SÃO PAULO - A revista britânica The Economist classificou os políticos brasileiros, citando como exemplo o presidente do Senado, Renan Calheiros (PMDB), de "zumbis". O artigo publicado no último sábado, 16, analisou a manutenção do poder político de figuras públicas envolvidas em casos de corrupção, em alguns casos já até condenadas.
"Apesar de sérias alegações de corrupção, a velha guarda continua voltando", escreveu o semanário no subtítulo do artigo.
A análise relembra a última eleição de Renan à presidência do Senado em 2007, quando foi obrigado a renunciar por ter sido acusado de ter despesas pessoais pagas por um lobista de construtora.
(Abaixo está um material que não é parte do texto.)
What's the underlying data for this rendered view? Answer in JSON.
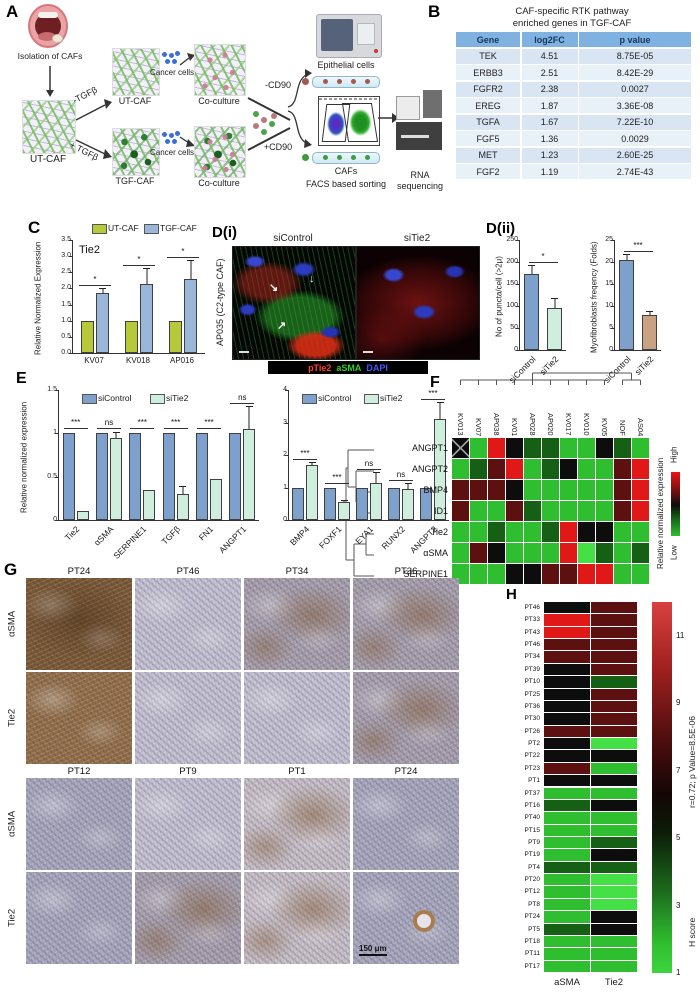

O texto enfatiza também o fato de a presidente Dilma Rousseff ter aceitado a candidatura de Renan depois de ter sido rígida na punição de ministros enredados em episódios de corrupção.
No artigo, Renan é também tido como um "novo exemplo bem estabelecido de fenômeno brasileiro": do político que não é atingido por denúncias. "O Senhor Calheiros é o mais novo exemplo de um bem estabelecido fenômeno brasileiro: o político que consegue sobreviver a qualquer número de pancadas aparentemente fatais", resume o semanário.
Outros casos são relembrados pela The Economist. Cita o julgamento do mensalão e também outros políticos condenados por corrupção como os deputado Paulo Maluf (PP) e José Genoino (PT), com críticas de que eles ainda assim continuam exercendo seus mandatos no Congresso.
"Um terço dos legisladores do Brasil ou foram condenados ou estão sendo investigados por crimes que vão de compra de votos a roubo e exploração da escravidão", diz o texto.
Apesar disso, a revista mostra que a população se mobilizou em protesto contra mais um exemplo de manutenção de políticos acusados de corrupção no poder público. Uma petição foi aberta na internet pedindo o impeachment de Renan Calheiros, atingindo 1,36 milhão de assinaturas, o suficiente para levar a demanda ao Congresso.
"Brasileiros ainda têm esperança de que os zumbis políticos sejam postos para dormir", termina o texto.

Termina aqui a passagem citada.